L’affaire de la maladie de Lyme - Une enquête

Note de lecture d’Erwan Seznec - SPS n°318, octobre 2016

L’affaire de la maladie de Lyme

Une enquête

Roger Lenglet et Chantal Perrin

Actes Sud, Coll. Question de santé, 2016, 155 pages, 19,80 €

L’enquête qui s’autodétruit

Les journalistes, comme les chercheurs, sont parfois contraints de publier alors que le filon qu’ils creusaient n’a pas tenu ses promesses. C’est vraisemblablement ce qui s’est passé avec cette enquête intitulée « L’affaire de la maladie de Lyme », de Roger Lenglet et Chantal Perrin. Fruit « de plusieurs années d’investigation » (p. 12), elle se résume à 155 pages en assez gros caractères.

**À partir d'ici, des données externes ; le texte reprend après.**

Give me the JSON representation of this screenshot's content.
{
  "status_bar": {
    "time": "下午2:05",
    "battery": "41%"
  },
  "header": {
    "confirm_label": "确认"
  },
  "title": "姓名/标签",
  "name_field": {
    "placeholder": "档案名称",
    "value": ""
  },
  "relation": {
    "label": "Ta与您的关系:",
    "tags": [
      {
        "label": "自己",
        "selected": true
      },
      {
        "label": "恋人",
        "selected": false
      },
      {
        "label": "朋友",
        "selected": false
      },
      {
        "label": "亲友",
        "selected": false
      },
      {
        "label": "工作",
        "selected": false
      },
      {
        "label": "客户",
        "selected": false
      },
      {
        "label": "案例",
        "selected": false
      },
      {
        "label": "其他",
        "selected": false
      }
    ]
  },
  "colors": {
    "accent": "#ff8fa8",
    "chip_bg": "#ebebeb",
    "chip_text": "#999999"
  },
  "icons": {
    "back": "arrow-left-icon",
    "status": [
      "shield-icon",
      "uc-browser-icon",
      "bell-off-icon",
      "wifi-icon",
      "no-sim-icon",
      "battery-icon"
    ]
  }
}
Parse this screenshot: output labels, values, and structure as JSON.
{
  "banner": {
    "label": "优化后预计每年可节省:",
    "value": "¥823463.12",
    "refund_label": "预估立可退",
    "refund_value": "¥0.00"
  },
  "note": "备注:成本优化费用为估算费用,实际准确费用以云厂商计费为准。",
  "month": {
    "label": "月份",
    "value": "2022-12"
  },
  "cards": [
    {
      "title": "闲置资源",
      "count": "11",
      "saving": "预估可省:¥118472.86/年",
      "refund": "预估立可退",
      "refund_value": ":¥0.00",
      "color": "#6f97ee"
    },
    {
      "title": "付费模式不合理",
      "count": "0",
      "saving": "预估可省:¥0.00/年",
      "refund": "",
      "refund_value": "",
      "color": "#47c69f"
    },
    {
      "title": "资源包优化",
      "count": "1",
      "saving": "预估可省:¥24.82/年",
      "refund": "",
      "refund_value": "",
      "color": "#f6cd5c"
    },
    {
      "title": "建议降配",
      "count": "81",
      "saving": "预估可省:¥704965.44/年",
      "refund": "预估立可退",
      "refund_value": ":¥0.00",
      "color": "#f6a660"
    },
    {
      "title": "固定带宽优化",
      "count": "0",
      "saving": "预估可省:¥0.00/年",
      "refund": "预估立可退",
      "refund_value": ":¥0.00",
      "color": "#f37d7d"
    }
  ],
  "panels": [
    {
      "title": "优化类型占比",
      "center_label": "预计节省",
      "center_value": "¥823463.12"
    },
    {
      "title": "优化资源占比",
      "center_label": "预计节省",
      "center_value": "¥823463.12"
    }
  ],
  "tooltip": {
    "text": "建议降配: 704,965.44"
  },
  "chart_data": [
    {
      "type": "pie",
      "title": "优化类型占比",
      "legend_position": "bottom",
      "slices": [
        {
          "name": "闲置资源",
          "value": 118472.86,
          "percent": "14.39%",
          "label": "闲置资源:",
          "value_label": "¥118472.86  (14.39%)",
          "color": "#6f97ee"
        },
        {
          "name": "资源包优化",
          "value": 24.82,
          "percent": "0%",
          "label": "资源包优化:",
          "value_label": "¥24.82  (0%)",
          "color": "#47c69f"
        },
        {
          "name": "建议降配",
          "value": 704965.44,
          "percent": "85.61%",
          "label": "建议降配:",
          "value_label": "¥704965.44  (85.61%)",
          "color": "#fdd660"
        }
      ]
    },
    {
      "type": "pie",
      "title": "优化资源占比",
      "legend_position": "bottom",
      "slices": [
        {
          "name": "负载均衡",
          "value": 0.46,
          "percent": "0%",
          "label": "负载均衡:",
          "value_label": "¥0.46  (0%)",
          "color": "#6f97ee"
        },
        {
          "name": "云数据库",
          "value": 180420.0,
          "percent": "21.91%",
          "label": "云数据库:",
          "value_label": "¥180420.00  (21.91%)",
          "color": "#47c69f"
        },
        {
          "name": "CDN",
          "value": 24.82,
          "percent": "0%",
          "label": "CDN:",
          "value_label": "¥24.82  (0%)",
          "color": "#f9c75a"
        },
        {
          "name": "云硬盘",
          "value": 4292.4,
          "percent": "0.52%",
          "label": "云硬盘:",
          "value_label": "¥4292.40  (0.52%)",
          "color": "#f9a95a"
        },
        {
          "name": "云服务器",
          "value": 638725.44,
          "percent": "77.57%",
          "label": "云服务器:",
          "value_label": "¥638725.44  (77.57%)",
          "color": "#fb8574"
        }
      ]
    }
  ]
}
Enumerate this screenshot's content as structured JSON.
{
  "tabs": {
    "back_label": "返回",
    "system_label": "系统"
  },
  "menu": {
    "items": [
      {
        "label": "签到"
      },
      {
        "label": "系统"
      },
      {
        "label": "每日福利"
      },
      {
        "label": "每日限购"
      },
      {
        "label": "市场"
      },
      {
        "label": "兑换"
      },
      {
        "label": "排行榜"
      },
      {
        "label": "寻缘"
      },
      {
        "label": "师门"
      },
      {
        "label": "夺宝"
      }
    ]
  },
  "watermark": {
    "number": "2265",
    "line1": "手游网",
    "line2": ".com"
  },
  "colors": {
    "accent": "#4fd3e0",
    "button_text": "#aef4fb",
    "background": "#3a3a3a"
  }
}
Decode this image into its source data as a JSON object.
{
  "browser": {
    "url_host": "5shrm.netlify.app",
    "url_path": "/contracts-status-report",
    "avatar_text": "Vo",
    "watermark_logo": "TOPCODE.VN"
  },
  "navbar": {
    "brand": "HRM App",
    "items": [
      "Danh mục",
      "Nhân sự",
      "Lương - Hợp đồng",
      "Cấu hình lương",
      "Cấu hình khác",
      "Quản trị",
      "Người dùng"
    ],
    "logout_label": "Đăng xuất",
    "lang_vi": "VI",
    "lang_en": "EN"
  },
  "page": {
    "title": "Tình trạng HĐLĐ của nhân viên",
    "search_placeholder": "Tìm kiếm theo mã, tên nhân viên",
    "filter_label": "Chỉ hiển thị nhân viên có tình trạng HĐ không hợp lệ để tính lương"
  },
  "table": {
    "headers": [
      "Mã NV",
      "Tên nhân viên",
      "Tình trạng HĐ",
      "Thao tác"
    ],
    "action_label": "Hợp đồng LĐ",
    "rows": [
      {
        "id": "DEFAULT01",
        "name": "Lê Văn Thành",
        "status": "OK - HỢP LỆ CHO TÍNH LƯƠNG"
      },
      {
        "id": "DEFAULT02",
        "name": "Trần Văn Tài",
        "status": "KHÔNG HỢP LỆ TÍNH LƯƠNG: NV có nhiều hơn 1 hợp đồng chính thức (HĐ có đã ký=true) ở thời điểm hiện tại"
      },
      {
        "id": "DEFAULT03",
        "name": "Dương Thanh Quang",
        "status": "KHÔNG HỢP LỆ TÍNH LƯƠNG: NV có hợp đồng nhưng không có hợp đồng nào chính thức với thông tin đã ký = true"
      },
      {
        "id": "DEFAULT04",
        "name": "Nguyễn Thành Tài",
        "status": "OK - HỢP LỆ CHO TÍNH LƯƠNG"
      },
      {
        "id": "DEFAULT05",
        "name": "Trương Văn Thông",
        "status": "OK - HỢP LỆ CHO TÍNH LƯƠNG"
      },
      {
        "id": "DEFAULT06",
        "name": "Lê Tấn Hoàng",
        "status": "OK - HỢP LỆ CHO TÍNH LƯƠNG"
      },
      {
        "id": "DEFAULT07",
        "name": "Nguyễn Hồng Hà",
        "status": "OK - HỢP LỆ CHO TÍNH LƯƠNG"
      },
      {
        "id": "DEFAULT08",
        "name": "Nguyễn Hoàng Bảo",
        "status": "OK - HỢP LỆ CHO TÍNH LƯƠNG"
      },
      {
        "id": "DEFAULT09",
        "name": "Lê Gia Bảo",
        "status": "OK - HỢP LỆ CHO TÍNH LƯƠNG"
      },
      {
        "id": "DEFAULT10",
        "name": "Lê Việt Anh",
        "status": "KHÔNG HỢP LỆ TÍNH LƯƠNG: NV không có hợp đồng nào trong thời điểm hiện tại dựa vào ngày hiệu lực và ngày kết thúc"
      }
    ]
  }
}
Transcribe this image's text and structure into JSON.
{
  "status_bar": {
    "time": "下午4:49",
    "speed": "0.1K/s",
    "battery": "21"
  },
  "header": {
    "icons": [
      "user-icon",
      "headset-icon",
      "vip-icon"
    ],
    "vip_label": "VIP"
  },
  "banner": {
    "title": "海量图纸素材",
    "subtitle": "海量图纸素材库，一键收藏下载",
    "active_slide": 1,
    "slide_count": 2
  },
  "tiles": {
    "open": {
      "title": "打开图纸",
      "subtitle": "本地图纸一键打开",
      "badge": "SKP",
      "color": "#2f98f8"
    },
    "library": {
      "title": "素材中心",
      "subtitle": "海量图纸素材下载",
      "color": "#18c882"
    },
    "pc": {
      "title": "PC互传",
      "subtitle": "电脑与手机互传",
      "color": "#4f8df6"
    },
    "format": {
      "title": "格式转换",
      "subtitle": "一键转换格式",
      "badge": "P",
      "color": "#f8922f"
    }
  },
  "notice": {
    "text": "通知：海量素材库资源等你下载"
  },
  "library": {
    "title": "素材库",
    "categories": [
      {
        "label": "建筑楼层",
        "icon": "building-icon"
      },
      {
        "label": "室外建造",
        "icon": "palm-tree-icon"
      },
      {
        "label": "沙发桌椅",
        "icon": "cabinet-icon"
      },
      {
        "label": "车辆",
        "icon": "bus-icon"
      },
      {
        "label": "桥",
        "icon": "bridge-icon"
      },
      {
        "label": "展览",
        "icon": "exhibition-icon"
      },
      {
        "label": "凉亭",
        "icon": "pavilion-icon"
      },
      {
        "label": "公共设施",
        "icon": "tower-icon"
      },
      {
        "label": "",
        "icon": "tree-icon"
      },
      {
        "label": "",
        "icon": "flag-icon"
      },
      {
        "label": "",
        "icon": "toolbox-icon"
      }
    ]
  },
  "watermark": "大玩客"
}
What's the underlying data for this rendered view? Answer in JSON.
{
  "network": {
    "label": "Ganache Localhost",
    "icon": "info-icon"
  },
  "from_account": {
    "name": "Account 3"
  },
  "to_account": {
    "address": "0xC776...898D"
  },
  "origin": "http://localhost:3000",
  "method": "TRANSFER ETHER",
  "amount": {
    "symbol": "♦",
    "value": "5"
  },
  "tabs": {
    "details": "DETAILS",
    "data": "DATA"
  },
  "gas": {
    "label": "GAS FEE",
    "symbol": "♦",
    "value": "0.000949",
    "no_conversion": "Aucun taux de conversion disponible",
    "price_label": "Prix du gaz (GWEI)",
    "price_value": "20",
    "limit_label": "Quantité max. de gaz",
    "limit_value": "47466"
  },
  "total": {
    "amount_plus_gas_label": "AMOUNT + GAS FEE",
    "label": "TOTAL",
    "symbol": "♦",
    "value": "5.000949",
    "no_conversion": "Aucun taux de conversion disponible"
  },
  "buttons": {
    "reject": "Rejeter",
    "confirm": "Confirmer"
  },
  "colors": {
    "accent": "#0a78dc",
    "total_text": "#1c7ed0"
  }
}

Pour mémoire, la maladie de Lyme (prononcer « laïme ») est une infection causée par des bactéries Borrelia transmises par les tiques. Elle serait en voie d’explosion dans les pays développés. Elle profiterait, en France, de la passivité coupable des pouvoirs publics, de l’aveuglement des médecins et de l’avidité des industriels. Bref, comme l’annonce la quatrième de couverture, ce serait un « scandale sanitaire et politique d’une exceptionnelle gravité ».

Problème : le livre contient tous les éléments nécessaires pour dire que le scandale en question n’existe pas.

Roger Lenglet est un journaliste expérimenté, qui cosigne souvent des livres (sur les syndicats, les multinationales de l’eau, la maladie d’Alzheimer…). Chantal Perrin a réalisé en 2014 pour France 5 un documentaire, « Maladie de Lyme, quand les tiques attaquent ». Leur introduction est choc : « pandémie », « déni des autorités », « pathologies très invalidantes, voire mortelles », « nouveau scandale du sang contaminé », « transmission fœtale, qui est scientifiquement avérée », et « risques de transmission sexuelle » (p. 12).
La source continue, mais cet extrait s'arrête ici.